1  -  Argumenter les principales hypoyhèses diagnostiques

1 . 1  -  Définition

L’ictère est caractérisé par une coloration jaune à bronze, généralisée, des téguments, due à une augmentation de la bilirubinémie. La bilirubinémie normale est inférieure à 20 µmol/L. Une bilirubinémie comprise entre 20 et 40 µmol/L est anormalement élevée mais cette élévation est indétectable par l’inspection du patient. L’ictère apparaît lorsque la bilirubinémie dépasse 40 µmol/L. Un ictère léger, ou débutant, est visible en regard de la sclère oculaire, endroit le plus clair des téguments.

1 . 2  -  Mécanismes d’augmentation de la bilirubinémie

Chez le sujet normal, la bilirubine est trouvée dans le plasma sous deux formes : une forme non conjuguée dont la concentration ne dépasse pas 15 µmol/L, et une forme conjuguée à l’acide glucuronique dont la concentration ne dépasse pas 5 µmol/L.

À l’état normal, la principale source de bilirubine plasmatique est le macrophage où prend place la dégradation de l’hémoglobine des hématies sénescentes (fig. 36.1).

Chez le sujet normal, la bilirubine totale plasmatique est presque exclusivement représentée par la bilirubine non conjuguée. Celle-ci est très peu soluble en milieu hydrique. Elle est presque totalement liée à l’albumine, ce qui permet son transport plasmatique. De ce fait, la bilirubine non conjuguée ne peut fran-chir la barrière glomérulaire normale. Il n’y a donc pas de bilirubine non conjuguée dans les urines.
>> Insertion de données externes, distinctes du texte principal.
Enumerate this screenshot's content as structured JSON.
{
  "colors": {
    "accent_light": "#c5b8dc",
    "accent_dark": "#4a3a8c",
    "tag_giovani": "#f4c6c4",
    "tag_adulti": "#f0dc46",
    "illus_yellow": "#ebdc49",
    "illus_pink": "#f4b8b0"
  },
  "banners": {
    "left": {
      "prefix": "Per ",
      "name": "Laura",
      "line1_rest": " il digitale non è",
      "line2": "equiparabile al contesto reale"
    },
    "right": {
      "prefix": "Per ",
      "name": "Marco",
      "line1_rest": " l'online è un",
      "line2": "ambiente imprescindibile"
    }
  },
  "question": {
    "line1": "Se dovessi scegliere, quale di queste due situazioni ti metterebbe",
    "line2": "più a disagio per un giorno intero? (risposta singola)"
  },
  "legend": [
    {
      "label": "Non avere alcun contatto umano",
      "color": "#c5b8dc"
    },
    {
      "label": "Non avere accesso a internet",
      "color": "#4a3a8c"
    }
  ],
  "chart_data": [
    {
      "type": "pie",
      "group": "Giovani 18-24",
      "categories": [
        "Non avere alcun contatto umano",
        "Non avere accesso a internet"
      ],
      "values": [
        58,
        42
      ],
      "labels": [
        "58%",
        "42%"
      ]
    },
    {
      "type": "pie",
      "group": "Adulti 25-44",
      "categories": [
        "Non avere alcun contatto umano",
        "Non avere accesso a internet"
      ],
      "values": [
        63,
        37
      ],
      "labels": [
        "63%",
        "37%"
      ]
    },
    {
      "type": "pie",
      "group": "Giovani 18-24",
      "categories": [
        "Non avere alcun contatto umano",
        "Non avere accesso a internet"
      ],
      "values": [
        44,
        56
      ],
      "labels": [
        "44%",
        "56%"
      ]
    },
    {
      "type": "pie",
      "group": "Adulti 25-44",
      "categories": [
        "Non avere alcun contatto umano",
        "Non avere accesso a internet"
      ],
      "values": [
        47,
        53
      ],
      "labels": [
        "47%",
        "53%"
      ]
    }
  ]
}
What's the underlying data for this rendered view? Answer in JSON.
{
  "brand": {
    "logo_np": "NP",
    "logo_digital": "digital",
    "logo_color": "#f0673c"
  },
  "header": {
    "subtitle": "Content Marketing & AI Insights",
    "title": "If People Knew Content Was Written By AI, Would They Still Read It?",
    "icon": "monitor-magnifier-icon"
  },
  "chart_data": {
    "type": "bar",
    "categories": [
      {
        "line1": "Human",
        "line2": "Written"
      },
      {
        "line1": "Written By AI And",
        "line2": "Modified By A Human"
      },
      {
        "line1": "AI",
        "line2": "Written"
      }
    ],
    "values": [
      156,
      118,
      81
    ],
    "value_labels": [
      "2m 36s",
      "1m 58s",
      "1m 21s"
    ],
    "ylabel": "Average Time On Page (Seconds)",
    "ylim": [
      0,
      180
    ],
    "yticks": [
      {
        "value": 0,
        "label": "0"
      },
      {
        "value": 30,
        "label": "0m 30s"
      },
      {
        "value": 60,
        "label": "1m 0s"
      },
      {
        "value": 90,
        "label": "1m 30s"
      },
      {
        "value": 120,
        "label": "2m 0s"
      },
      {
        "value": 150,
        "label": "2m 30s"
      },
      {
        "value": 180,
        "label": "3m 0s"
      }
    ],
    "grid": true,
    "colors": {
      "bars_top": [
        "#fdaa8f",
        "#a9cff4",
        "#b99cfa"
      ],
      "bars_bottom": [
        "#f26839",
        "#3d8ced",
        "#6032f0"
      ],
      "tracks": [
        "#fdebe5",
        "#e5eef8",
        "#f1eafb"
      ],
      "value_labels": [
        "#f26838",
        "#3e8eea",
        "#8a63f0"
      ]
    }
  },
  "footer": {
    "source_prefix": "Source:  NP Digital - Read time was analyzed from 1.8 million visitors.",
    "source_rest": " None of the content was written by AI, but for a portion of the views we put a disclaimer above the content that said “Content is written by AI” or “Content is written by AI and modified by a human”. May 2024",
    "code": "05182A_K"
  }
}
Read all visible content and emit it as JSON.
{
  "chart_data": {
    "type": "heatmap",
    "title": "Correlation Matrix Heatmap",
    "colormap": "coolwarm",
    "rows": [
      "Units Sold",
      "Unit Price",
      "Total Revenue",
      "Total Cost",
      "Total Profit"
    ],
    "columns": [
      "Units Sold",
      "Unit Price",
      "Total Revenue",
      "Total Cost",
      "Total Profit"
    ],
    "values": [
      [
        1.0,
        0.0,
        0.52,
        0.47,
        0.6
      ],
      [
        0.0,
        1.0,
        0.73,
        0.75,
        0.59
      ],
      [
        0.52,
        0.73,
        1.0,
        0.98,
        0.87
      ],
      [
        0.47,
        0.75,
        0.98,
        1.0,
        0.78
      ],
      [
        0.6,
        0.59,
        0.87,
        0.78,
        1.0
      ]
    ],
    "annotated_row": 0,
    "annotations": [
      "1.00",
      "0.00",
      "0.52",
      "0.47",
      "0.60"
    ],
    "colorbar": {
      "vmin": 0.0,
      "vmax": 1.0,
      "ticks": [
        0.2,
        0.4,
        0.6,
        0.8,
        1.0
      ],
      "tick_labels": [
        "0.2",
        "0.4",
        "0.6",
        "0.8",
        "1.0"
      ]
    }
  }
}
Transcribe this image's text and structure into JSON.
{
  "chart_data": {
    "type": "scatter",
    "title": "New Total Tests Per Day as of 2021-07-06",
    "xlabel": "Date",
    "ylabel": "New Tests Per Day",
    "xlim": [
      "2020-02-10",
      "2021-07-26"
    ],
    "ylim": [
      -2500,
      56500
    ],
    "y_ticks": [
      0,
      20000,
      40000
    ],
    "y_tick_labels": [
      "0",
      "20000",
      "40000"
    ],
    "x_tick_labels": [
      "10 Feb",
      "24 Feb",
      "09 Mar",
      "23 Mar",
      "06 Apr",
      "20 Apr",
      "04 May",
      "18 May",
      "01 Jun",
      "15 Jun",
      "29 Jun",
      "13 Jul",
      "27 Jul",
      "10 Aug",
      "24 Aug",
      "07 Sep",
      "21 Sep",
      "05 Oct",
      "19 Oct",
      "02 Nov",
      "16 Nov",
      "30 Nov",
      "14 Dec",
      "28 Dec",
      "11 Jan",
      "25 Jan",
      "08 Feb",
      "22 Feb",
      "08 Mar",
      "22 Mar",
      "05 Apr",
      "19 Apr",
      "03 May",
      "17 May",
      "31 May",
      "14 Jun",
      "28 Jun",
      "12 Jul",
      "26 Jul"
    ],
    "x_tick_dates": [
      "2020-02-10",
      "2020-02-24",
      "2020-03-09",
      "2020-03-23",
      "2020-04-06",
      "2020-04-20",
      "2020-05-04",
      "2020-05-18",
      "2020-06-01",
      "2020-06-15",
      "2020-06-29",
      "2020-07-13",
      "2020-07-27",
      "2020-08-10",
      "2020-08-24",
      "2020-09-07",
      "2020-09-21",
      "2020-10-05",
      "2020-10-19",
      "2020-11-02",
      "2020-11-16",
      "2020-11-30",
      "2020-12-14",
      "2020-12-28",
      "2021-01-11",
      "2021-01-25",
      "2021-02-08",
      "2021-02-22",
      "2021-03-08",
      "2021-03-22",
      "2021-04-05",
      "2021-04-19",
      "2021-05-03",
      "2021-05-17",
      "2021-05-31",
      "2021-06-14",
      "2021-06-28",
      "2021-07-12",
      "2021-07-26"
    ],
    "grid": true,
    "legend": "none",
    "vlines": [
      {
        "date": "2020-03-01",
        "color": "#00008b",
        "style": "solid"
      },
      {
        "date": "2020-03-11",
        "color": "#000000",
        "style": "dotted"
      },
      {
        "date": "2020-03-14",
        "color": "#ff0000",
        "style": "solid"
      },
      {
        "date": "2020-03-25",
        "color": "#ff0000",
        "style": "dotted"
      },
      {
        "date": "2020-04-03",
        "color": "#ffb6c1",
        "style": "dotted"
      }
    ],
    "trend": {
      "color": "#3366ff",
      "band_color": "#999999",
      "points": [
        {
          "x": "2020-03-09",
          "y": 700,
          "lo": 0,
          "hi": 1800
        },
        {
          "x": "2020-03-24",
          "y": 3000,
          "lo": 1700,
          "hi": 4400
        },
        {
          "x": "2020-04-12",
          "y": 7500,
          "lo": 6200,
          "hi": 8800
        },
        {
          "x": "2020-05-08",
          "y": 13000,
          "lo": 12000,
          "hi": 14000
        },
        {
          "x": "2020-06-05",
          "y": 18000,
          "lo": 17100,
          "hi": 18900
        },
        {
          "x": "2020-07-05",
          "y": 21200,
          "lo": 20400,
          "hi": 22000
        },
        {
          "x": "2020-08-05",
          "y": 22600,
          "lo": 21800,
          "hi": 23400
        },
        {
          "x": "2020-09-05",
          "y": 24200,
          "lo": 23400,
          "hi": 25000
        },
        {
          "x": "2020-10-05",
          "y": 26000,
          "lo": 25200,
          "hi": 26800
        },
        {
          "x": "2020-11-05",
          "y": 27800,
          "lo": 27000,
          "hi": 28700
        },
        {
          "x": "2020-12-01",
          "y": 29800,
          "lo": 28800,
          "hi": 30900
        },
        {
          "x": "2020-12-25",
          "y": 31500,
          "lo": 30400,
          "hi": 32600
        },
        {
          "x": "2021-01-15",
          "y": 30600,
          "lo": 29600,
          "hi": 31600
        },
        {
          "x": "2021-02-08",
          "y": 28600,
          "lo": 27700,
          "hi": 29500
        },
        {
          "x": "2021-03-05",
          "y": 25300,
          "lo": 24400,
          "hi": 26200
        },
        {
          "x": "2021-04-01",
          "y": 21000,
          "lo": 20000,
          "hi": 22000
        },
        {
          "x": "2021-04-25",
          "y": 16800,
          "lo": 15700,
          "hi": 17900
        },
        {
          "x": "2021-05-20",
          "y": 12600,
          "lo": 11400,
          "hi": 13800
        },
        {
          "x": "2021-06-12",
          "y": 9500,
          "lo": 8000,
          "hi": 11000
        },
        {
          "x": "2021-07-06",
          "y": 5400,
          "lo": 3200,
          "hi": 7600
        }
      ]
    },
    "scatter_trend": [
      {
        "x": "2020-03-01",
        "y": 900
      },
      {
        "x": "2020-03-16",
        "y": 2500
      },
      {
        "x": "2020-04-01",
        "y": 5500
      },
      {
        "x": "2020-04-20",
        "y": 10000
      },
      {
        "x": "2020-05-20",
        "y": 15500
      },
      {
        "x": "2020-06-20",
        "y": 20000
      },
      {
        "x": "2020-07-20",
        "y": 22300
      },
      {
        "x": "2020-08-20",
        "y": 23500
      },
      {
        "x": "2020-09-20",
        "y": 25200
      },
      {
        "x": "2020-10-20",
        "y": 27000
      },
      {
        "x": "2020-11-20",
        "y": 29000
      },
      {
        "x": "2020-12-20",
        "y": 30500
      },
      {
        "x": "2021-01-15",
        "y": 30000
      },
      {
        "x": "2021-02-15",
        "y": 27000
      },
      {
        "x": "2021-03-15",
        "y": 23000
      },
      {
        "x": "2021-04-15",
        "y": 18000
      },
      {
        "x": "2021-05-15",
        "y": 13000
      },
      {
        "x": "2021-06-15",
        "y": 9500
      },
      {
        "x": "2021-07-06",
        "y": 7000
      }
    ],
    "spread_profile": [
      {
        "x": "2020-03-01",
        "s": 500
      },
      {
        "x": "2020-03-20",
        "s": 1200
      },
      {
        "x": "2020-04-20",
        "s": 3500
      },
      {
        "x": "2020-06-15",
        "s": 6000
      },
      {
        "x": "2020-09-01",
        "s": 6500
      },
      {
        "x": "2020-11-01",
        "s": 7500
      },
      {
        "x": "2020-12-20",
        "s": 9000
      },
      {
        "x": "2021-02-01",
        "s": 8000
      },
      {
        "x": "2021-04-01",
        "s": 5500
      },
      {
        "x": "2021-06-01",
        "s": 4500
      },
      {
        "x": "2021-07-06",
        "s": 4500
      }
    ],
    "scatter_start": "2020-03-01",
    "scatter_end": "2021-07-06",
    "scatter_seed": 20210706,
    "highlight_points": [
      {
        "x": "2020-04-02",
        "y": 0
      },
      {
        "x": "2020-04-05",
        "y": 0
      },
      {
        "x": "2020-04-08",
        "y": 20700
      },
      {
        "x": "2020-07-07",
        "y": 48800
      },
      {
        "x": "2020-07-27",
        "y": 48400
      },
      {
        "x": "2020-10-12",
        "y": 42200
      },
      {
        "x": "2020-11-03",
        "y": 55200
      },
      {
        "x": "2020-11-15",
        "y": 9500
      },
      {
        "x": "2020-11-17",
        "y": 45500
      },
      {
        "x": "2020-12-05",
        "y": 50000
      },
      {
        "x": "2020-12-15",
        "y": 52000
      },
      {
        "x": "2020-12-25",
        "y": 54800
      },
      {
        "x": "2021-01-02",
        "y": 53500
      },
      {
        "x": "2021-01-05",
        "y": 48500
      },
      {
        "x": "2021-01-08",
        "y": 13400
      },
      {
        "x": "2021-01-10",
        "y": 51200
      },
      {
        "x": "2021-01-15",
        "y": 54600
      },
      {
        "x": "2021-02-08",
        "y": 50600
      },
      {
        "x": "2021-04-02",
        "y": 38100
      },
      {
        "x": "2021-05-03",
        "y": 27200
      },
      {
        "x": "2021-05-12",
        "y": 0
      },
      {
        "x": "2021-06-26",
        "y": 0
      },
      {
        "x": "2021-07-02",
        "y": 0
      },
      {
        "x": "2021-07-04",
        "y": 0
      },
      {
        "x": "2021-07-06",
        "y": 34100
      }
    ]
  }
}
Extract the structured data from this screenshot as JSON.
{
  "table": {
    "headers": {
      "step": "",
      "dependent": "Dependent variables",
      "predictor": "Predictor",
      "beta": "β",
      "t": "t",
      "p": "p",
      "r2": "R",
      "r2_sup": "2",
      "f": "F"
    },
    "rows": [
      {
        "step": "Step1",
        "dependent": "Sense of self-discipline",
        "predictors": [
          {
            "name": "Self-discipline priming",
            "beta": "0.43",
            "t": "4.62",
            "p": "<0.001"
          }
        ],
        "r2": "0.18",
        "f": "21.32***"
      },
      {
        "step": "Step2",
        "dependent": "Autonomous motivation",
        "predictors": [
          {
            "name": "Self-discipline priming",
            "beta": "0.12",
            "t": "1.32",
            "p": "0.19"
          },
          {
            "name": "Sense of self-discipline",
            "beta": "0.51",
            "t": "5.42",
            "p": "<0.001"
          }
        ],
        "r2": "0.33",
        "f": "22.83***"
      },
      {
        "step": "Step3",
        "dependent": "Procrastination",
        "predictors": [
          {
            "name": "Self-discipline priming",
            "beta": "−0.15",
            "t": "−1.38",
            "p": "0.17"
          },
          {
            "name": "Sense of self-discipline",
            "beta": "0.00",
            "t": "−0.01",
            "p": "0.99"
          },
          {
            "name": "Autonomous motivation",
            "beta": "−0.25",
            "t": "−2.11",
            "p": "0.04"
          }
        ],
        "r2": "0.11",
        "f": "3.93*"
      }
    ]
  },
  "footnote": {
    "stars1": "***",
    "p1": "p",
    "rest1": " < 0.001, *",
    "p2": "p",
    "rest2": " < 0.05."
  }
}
La bilirubine non conjuguée transportée par l’albumine est captée au pôle sinusoïdal des hépatocytes par des transporteurs membranaires spécifiques, alors que l’albumine reste dans le plasma.

Dans le cytoplasme hépatocytaire, la bilirubine captée est liée à d’autres protéines et acheminée vers le réticulum endoplasmique (fig. 36.2). La bilirubine glucuronide transférase (ou bilirubine UDP glucuronosyl transférase 1) de la membrane du réticulum endoplasmique conjugue la bilirubine avec l’acide glucuronique.

La bilirubine conjuguée est transportée vers le pôle biliaire de l’hépatocyte (canalicule biliaire). Elle peut alors être sécrétée dans la bile grâce à un transport actif, saturable, compétitif et sélectif.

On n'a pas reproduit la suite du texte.